Le calcium souvent considéré uniquement comme un amendement pour corriger des défauts de pH, est un élément important pour la croissance des végétaux. C’est l’élément de structure : il permet de rigidifier les parois des cellules. Le calcium est aussi indispensable lors des processus de division cellulaire (par exemple des apports de gypse sont réalisés en sortie d’hiver sur les pommiers pour soutenir la division cellulaire et favoriser le calibre). Le calcium permet d’augmenter la production de pectine qui rigidifie les plantes. Cette pectine constitue les parois digestibles des plantes. Une bonne fertilisation calcique permet d’améliorer la digestibilité des fourrages tout en augmentant leur valeur énergétique (même dans la luzerne et les prairies). Une luzerne bien alimentée en calcium a une tige pleine, se conserve mieux, sèche mieux et garde plus
facilement ses feuilles. Le calcium est absorbé quotidiennement par les racines de la plante.
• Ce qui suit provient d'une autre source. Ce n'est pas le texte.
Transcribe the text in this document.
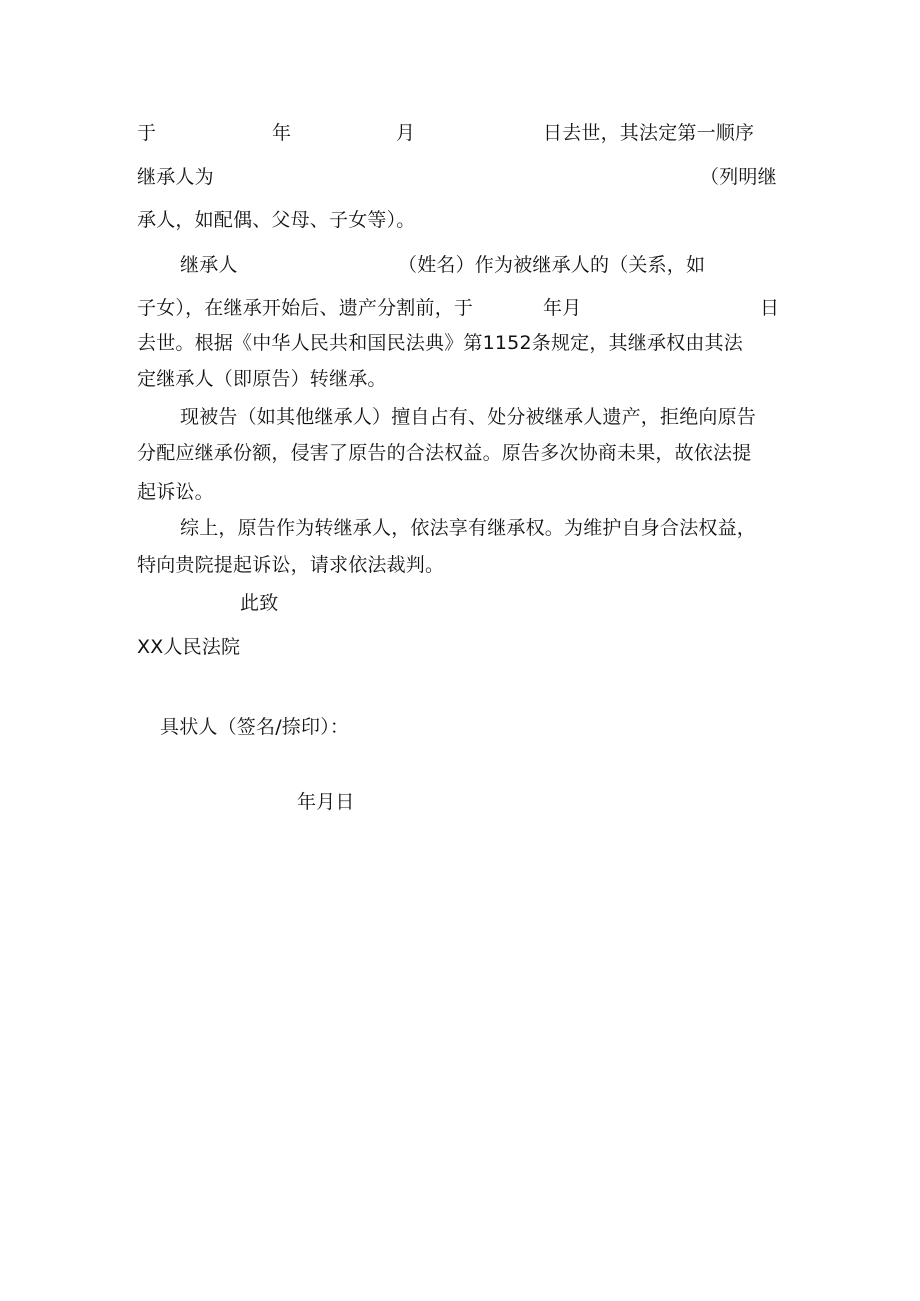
于	年	月	日去世，其法定第一顺序
继承人为	（列明继
承人，如配偶、父母、子女等）。
继承人	（姓名）作为被继承人的（关系，如
子女），在继承开始后、遗产分割前，于	年月	日
去世。根据《中华人民共和国民法典》第1152条规定，其继承权由其法
定继承人（即原告）转继承。
现被告（如其他继承人）擅自占有、处分被继承人遗产，拒绝向原告
分配应继承份额，侵害了原告的合法权益。原告多次协商未果，故依法提
起诉讼。
综上，原告作为转继承人，依法享有继承权。为维护自身合法权益，
特向贵院提起诉讼，请求依法裁判。
此致
XX人民法院
具状人（签名/捺印）：
年月日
Cet élément immobile ne peut pas être remobilisé dans la plante en cas de défaut d’alimentation. Pour soutenir son assimilation, les apports de bore sont indispensables. Le bore permet de réguler l’évapotranspiration de la plante et créer le flux de sève pour assimiler le calcium du sol. De plus, le bore stimule la libération d’exsudats
racinaires, un atout pour solubiliser le calcium du sol par l’activité biologique. La fertilisation calcique peut se décliner de différentes manières : un apport de calcium ou l’amélioration de la solubilité du calcium du sol.
Les apports de calcium soluble se traduisent par :

  • L’usage de carbonate de calcium en sols acides pour les rendre solubles ;
  • Des chaux éteintes (écumes…) à petite doses ~1T ;
  • Des carbonates de calcium très fin (<2µm) directement assimilable par la plante ;
  • Du nitrate de chaux : facilement disponible pour la plante avec un apport d’azote en complément ;
  • Du gypse : n’impacte pas le pH et libère en plus du calcium, du soufre ; une forme souvent plébiscitée.
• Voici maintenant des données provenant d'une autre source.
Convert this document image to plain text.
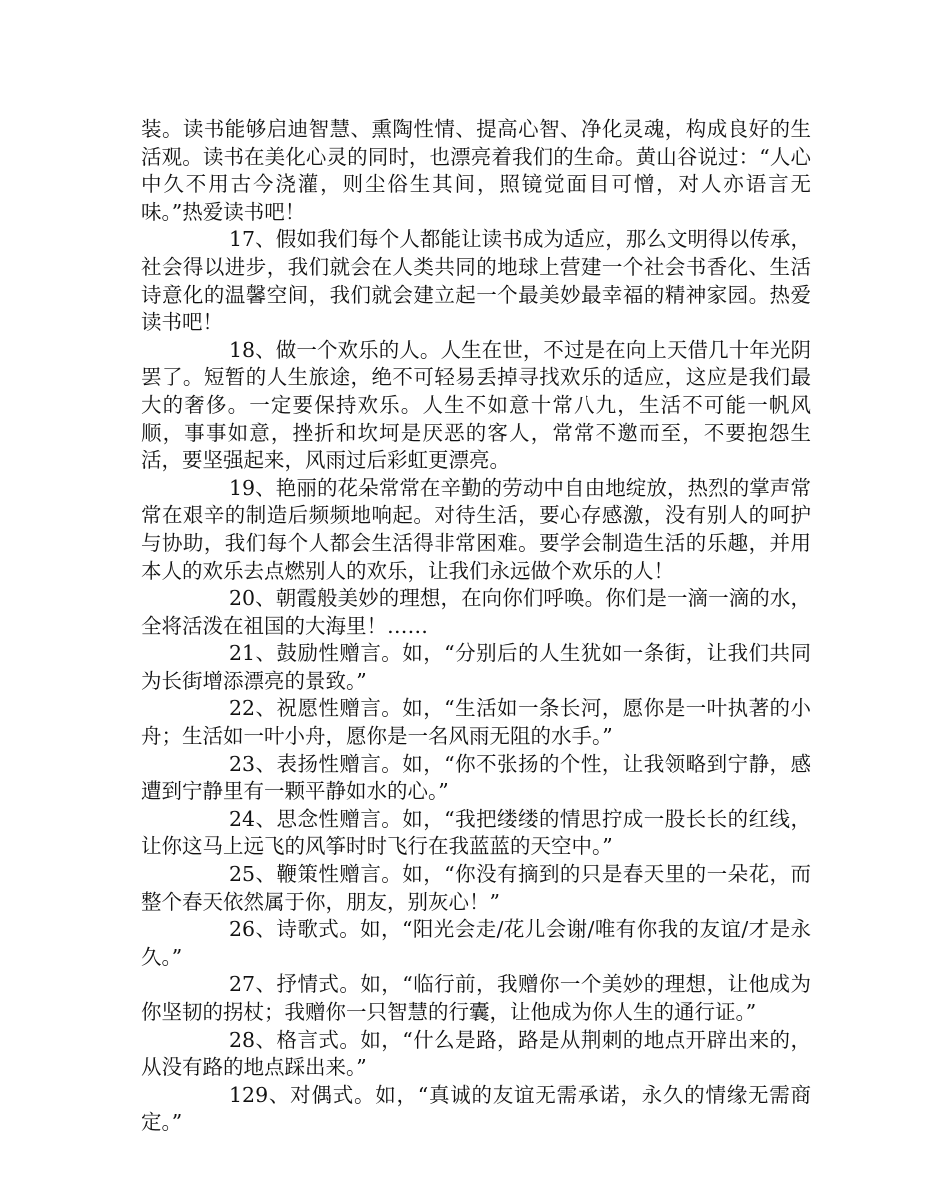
装。读书能够启迪智慧、熏陶性情、提高心智、净化灵魂，构成良好的生活观。读书在美化心灵的同时，也漂亮着我们的生命。黄山谷说过：“人心中久不用古今浇灌，则尘俗生其间，照镜觉面目可憎，对人亦语言无味。”热爱读书吧！

17、假如我们每个人都能让读书成为适应，那么文明得以传承，社会得以进步，我们就会在人类共同的地球上营建一个社会书香化、生活诗意化的温馨空间，我们就会建立起一个最美妙最幸福的精神家园。热爱读书吧！

18、做一个欢乐的人。人生在世，不过是在向上天借几十年光阴罢了。短暂的人生旅途，绝不可轻易丢掉寻找欢乐的适应，这应是我们最大的奢侈。一定要保持欢乐。人生不如意十常八九，生活不可能一帆风顺，事事如意，挫折和坎坷是厌恶的客人，常常不邀而至，不要抱怨生活，要坚强起来，风雨过后彩虹更漂亮。

19、艳丽的花朵常常在辛勤的劳动中自由地绽放，热烈的掌声常常在艰辛的制造后频频地响起。对待生活，要心存感激，没有别人的呵护与协助，我们每个人都会生活得非常困难。要学会制造生活的乐趣，并用本人的欢乐去点燃别人的欢乐，让我们永远做个欢乐的人！

20、朝霞般美妙的理想，在向你们呼唤。你们是一滴一滴的水，全将活泼在祖国的大海里！……

21、鼓励性赠言。如，“分别后的人生犹如一条街，让我们共同为长街增添漂亮的景致。”

22、祝愿性赠言。如，“生活如一条长河，愿你是一叶执著的小舟；生活如一叶小舟，愿你是一名风雨无阻的水手。”

23、表扬性赠言。如，“你不张扬的个性，让我领略到宁静，感遭到宁静里有一颗平静如水的心。”

24、思念性赠言。如，“我把缕缕的情思拧成一股长长的红线，让你这马上远飞的风筝时时飞行在我蓝蓝的天空中。”

25、鞭策性赠言。如，“你没有摘到的只是春天里的一朵花，而整个春天依然属于你，朋友，别灰心！”

26、诗歌式。如，“阳光会走/花儿会谢/唯有你我的友谊/才是永久。”

27、抒情式。如，“临行前，我赠你一个美妙的理想，让他成为你坚韧的拐杖；我赠你一只智慧的行囊，让他成为你人生的通行证。”

28、格言式。如，“什么是路，路是从荆刺的地点开辟出来的，从没有路的地点踩出来。”

129、对偶式。如，“真诚的友谊无需承诺，永久的情缘无需商定。”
Pour améliorer la solubilité du calcium du sol, des apports d’« acides » sont nécessaires :

  • Le soufre élémentaire qui libère 4 protons H+ lors de sa transformation en sulfate ;
  • Des apports de sulfates (de magnésie, de potassium, d’ammonium…) ;
  • Des acides citriques, lactiques… fabriqués par l’activité biologique…
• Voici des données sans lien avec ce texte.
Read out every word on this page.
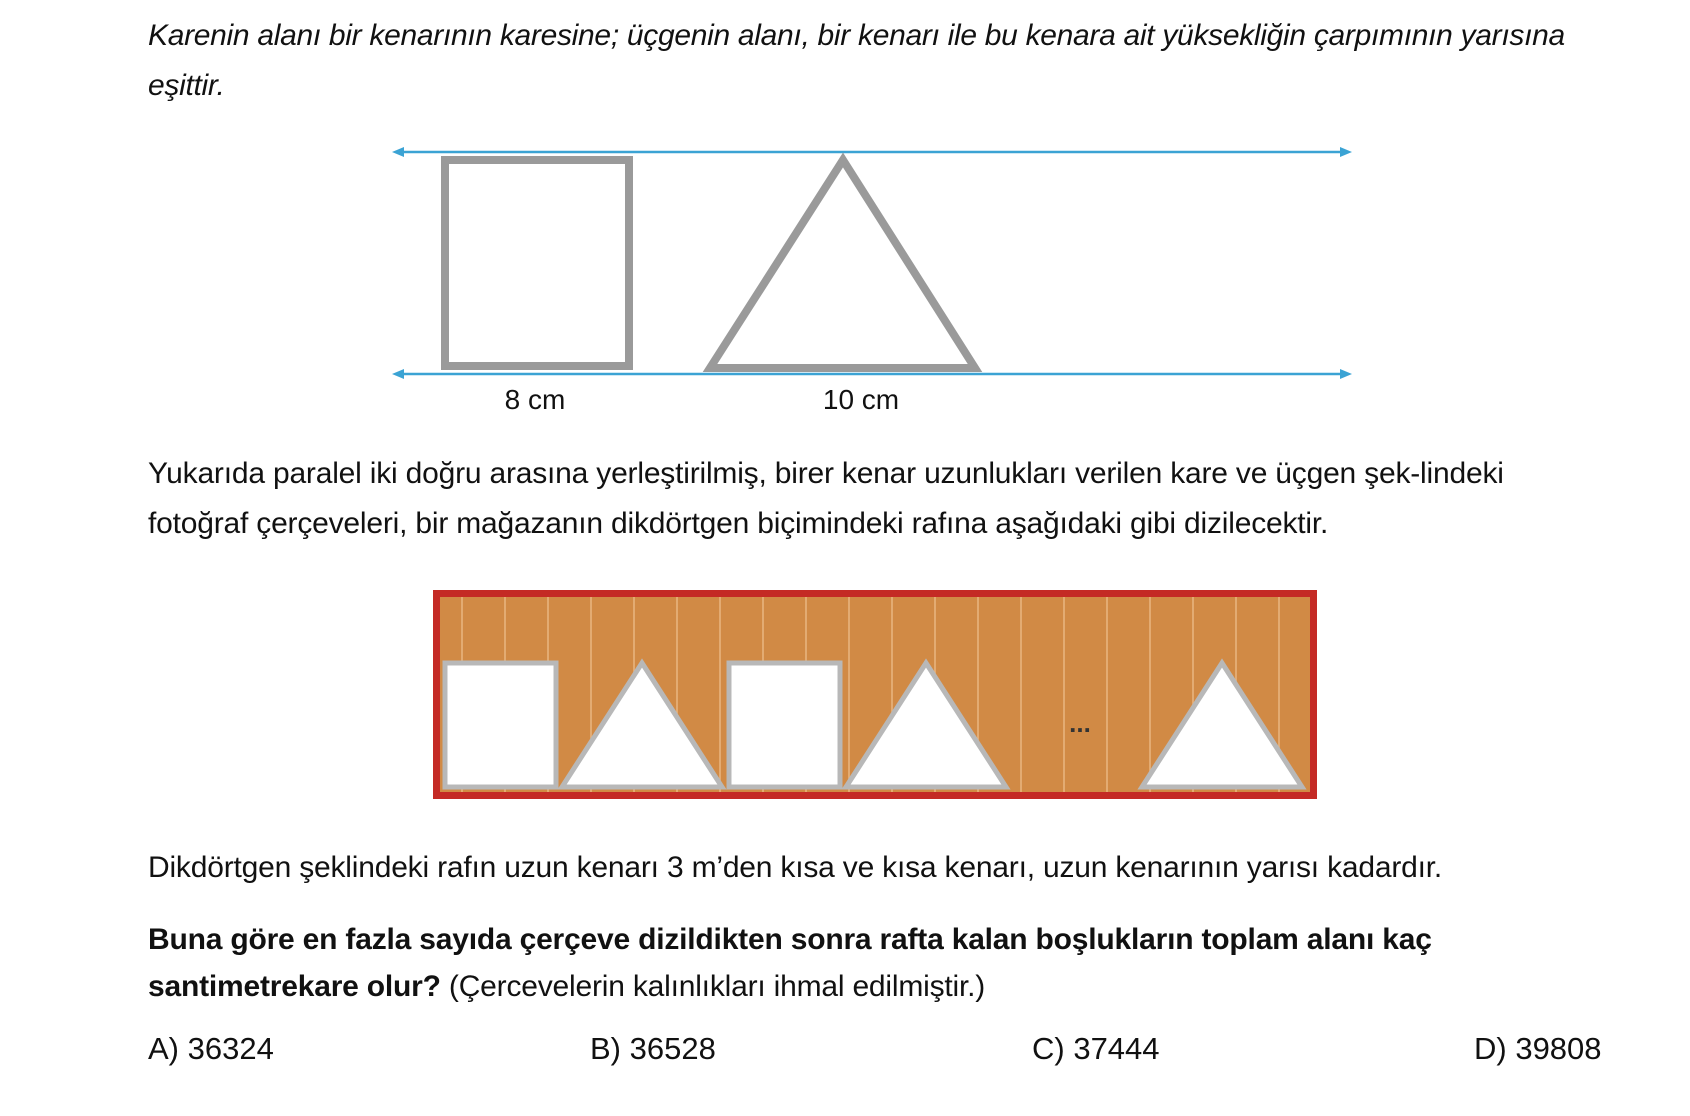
Karenin alanı bir kenarının karesine; üçgenin alanı, bir kenarı ile bu kenara ait yüksekliğin çarpımının yarısına eşittir.

8 cm	10 cm
...

Yukarıda paralel iki doğru arasına yerleştirilmiş, birer kenar uzunlukları verilen kare ve üçgen şek-lindeki fotoğraf çerçeveleri, bir mağazanın dikdörtgen biçimindeki rafına aşağıdaki gibi dizilecektir.

Dikdörtgen şeklindeki rafın uzun kenarı 3 m’den kısa ve kısa kenarı, uzun kenarının yarısı kadardır.

Buna göre en fazla sayıda çerçeve dizildikten sonra rafta kalan boşlukların toplam alanı kaç santimetrekare olur? (Çercevelerin kalınlıkları ihmal edilmiştir.)

A) 36324	B) 36528	C) 37444	D) 39808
Les apports de calcium doivent être calculés afin que la libération corresponde à la période de division cellulaire de la plante pour maximiser les impacts sur le rendement et la qualité des fruits. Un sol calcaire ne signifie pas forcément une bonne nutrition en calcium. Les conditions de disponibilité et d’absorption doivent être réunies pour assurer une bonne alimentation calcique. A ce niveau, des analyses de sol et des analyses de sève de la culture peuvent donner de bons éclairages.
Enfin, l’équilibre Ca/K est essentiel pour obtenir des cultures de qualité. L’outil le plus performant pour juger l’assimilation de calcium est une analyse de sève qui nous indique directement le niveau de nutrition de la plante. Gardons comme règle qu’il convient d’avoir beaucoup de calcium au début et suffisamment de potassium en fin de cycle pour le remplissage.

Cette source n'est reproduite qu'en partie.